Sent from my Pixel 5 using Tapatalk
Thanks. I have my preloads set on the #2 all around. I think I'll up the rear to #3 and try that.
 

·
Registered
Joined
·
1,129 Posts
Front and rear shocks have different preload settings, but left to right should idealy match unless you are strictly racing, or for some reason, have an extremely heavy load on one side, which is very doubtful.

Let us know how you make out increasing the rears.

Sent from my Pixel 5 using Tapatalk
 

·
Registered
Joined
·
160 Posts
Discussion Starter · #5 ·
Front access rear San have different preload settings, but left to right should idealy match unless you are strictly racing, or for some reason, have an extremely heavy load on one side, which is very doubtful.

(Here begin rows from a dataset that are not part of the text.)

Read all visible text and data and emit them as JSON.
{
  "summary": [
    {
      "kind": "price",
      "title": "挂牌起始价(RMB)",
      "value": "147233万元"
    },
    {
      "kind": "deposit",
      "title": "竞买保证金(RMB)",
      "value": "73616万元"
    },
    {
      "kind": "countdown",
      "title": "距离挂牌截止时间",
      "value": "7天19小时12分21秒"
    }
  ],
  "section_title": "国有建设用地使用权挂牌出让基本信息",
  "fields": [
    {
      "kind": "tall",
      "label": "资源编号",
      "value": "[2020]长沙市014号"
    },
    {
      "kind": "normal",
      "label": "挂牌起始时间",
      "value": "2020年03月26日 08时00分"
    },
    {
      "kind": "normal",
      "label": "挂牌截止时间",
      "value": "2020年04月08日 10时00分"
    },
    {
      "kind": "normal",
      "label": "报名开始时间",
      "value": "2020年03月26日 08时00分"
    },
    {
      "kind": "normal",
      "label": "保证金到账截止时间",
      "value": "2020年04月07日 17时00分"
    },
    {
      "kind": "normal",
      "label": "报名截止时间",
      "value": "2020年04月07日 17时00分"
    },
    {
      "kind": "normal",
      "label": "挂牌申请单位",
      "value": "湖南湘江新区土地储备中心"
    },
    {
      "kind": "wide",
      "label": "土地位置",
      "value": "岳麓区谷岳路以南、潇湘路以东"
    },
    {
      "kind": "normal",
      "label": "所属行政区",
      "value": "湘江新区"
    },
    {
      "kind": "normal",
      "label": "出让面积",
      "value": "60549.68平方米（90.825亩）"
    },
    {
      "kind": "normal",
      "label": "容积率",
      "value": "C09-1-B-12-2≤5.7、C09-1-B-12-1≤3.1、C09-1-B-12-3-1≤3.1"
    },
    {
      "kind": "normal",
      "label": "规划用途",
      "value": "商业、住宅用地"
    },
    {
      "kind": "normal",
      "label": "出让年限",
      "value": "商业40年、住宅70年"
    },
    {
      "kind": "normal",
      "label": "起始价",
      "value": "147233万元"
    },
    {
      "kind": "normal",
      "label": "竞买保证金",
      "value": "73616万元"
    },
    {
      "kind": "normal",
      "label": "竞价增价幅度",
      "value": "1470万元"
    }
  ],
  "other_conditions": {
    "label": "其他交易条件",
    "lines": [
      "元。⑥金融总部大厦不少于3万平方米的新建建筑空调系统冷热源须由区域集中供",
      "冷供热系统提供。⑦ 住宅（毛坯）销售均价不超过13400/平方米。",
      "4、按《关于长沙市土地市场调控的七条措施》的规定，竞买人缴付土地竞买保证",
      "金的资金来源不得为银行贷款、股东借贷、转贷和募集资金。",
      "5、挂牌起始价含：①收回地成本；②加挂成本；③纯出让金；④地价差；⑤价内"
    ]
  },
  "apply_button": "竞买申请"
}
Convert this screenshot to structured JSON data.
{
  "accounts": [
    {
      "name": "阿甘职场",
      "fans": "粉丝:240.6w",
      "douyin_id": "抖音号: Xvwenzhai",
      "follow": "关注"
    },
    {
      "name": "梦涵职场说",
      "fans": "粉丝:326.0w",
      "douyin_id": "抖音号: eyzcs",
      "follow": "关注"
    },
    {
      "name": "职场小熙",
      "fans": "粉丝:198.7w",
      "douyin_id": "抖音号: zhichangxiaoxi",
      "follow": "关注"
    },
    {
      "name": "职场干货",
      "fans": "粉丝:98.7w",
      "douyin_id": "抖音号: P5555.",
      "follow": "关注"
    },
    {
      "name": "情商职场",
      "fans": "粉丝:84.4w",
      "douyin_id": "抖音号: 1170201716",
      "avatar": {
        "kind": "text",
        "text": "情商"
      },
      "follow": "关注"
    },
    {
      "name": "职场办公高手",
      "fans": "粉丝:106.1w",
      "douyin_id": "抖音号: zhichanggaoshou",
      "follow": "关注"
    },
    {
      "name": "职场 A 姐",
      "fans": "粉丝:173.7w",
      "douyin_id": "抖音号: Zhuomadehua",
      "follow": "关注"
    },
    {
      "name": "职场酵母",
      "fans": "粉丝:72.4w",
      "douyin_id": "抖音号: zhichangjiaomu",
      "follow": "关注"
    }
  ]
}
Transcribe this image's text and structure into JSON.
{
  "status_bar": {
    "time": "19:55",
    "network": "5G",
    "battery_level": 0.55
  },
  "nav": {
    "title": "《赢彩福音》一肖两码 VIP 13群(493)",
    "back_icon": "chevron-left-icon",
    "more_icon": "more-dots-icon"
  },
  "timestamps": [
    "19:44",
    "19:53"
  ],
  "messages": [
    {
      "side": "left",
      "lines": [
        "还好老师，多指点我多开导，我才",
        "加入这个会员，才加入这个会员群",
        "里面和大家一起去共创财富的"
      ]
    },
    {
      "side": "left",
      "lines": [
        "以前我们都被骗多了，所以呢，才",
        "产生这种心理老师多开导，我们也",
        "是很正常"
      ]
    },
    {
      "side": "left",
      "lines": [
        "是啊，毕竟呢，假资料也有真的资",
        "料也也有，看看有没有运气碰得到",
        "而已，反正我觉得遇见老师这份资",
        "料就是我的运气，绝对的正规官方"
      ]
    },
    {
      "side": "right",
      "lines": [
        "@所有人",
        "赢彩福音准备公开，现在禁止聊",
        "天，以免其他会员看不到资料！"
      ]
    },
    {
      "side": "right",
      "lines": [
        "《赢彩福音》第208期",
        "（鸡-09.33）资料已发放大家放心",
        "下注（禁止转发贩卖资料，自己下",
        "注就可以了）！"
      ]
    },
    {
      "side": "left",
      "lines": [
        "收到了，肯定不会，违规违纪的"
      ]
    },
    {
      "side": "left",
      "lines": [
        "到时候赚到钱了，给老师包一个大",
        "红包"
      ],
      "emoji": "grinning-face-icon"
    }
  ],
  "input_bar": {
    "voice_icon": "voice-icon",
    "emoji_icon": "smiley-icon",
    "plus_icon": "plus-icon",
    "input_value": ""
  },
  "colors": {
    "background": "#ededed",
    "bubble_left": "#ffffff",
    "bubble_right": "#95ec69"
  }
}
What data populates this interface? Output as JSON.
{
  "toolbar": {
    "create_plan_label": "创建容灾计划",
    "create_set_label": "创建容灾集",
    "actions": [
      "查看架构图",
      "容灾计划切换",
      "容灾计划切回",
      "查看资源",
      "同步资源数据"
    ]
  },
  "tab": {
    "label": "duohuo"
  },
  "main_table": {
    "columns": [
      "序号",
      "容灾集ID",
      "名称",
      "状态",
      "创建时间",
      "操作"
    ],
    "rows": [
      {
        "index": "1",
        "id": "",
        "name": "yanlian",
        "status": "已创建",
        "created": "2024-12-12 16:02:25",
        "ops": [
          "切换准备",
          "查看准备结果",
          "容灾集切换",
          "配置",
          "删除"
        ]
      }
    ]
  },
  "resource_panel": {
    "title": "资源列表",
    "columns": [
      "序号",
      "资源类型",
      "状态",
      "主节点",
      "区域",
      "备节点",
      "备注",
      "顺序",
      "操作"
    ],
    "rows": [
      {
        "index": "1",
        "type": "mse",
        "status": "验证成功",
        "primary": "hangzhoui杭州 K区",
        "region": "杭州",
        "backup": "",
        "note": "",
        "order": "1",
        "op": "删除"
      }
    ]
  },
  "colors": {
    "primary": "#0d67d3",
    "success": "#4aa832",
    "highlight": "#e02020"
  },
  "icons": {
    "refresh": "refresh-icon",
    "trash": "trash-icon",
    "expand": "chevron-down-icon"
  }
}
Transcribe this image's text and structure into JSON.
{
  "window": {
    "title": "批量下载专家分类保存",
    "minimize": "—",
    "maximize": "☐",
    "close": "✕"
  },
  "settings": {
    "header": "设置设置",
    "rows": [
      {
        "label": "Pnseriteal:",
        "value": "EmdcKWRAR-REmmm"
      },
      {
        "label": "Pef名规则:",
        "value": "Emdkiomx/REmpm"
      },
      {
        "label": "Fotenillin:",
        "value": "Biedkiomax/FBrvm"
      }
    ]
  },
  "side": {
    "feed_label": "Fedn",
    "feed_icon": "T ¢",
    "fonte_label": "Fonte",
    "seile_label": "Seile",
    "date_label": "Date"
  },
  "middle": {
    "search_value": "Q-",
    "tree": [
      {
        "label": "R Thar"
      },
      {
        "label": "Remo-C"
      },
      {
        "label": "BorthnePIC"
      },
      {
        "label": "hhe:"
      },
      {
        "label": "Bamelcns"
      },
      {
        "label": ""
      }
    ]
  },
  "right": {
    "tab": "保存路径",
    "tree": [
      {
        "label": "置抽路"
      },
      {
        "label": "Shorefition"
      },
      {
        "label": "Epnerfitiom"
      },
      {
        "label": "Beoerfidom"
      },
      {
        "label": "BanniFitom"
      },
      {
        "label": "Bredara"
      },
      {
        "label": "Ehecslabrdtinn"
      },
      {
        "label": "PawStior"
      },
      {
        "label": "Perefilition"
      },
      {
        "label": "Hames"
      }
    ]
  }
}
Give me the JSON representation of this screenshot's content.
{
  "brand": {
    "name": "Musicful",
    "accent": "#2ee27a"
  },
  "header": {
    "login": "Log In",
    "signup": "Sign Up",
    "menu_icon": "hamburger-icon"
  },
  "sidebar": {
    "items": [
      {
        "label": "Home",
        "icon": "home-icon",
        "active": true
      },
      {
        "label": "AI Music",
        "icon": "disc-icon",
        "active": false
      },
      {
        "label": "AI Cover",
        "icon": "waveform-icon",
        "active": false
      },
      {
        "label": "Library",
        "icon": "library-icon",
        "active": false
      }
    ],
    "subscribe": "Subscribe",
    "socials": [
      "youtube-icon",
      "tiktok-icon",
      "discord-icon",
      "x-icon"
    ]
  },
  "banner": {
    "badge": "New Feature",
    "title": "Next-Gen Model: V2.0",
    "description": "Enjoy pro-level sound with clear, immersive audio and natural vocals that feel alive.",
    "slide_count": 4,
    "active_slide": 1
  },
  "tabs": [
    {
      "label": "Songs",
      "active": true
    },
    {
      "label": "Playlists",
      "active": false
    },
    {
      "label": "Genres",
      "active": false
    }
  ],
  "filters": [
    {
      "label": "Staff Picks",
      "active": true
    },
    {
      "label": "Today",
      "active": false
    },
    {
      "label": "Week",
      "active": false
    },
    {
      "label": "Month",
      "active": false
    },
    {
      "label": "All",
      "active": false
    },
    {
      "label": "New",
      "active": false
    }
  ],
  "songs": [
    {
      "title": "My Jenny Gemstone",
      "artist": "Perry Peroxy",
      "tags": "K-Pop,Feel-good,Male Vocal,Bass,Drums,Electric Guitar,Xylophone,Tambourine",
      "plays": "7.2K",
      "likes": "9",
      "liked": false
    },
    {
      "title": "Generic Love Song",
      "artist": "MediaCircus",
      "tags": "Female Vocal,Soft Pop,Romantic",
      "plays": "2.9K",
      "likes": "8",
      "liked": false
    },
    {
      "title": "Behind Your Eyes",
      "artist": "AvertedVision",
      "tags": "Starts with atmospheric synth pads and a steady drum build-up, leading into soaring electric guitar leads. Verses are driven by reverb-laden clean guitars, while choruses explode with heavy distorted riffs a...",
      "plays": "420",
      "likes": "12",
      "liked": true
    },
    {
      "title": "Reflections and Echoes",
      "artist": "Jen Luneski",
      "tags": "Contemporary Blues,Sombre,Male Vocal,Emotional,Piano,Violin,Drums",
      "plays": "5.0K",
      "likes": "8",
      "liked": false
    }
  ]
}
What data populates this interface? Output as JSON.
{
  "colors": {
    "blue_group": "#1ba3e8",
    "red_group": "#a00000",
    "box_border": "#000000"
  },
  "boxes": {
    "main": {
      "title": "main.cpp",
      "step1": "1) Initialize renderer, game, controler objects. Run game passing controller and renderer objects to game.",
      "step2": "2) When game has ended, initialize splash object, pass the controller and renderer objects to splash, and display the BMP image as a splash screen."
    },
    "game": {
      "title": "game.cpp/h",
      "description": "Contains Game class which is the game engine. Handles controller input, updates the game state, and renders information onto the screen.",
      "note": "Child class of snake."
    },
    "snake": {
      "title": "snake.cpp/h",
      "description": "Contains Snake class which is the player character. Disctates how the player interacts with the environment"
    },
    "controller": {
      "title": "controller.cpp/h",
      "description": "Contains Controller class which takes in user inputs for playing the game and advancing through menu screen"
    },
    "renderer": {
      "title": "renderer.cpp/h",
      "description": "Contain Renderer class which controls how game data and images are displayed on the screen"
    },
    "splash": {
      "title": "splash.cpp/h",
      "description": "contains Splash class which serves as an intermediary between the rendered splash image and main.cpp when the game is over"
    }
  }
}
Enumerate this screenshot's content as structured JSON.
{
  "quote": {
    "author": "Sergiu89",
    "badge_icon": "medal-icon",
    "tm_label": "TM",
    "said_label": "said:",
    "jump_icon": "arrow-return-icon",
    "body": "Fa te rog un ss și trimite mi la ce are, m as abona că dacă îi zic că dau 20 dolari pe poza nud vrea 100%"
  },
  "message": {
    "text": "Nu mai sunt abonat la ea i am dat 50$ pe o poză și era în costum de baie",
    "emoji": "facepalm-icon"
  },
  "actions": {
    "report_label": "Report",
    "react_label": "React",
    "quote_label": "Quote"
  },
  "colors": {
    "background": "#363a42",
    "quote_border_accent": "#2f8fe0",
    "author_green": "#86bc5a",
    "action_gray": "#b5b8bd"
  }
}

Let us know how you make out increasing the rears.

Sent from my Pixel 5 using Tapatalk
Will do. Thanks again.
Blessings, Dave
 

·
Premium Member
Joined
·
8,877 Posts
Here is a post that may interest you.
I run my rears shocks full up on the stiffest setting and the front one notch softer.
Also toe-in set to zero. This setup helps make corner drifting easier, reduces the front dive and rids most of the hard cornering plow.
 

·
Registered
Joined
·
160 Posts
Discussion Starter · #7 ·
Thank you for sharing this. Great info. My concern is the front feeling light going up inclines. I realize that is physics but I'm looking for a way to reduce that and stiffening the rear looks to be my answer. I'm 5'-10" and weight 250. Add my rifle and back pack plus the gear (sheave, ropes, heavy duty carabiners, and at times a rack in the rear hitch and the back is heavy. Side to side it doesn't feel "tippy".
 

·
Grizzled
2014 Yamaha Grizzly 700 EPS
Joined
·
4,112 Posts
What you describe is exactly the reason I prefer to put heavy/heavier items on the front rack and not in my back storage box. Two gallons of fuel and all of my heavier extraction gear goes on the front rack. Lighter stuff in the rear box. I also use the info that @reogem linked in the thread and then make small adjustments to what suits you.
 

·
Registered
Joined
·
160 Posts
Discussion Starter · #9 ·
If I get a deer I load it on the front rack. That's why my set up is like I do.
 

·
Registered
Joined
·
160 Posts
Discussion Starter · #10 ·
My wife and I took a ride and with the rear set on #3 and the front on #2 it handled great. She weights 120#. The front doesn't feel as light and corners better. Thanks again to all.
Blessings, Dave
 

·
Premium Member
Joined
·
928 Posts
I find the Grizzlies a bit light in the front at times, seems it carries the weight more favoring the rear of the machine not center, your factory springs will last about 2-3 years at most, you will find them sagged out and your riding at your highest setting if you put any amount of miles on, my factory rear springs completely sagged out from trail riding and towing a trailer to the camp in a couple of years, my front springs seemed fine, I installed highlifter 2 stage springs on my rear shocks and has made a huge difference, still have the ride and able to keep my ride height when towing a loaded trailer or two up once in a while, still lots of adjustability, I would say my handling has improved also with these springs.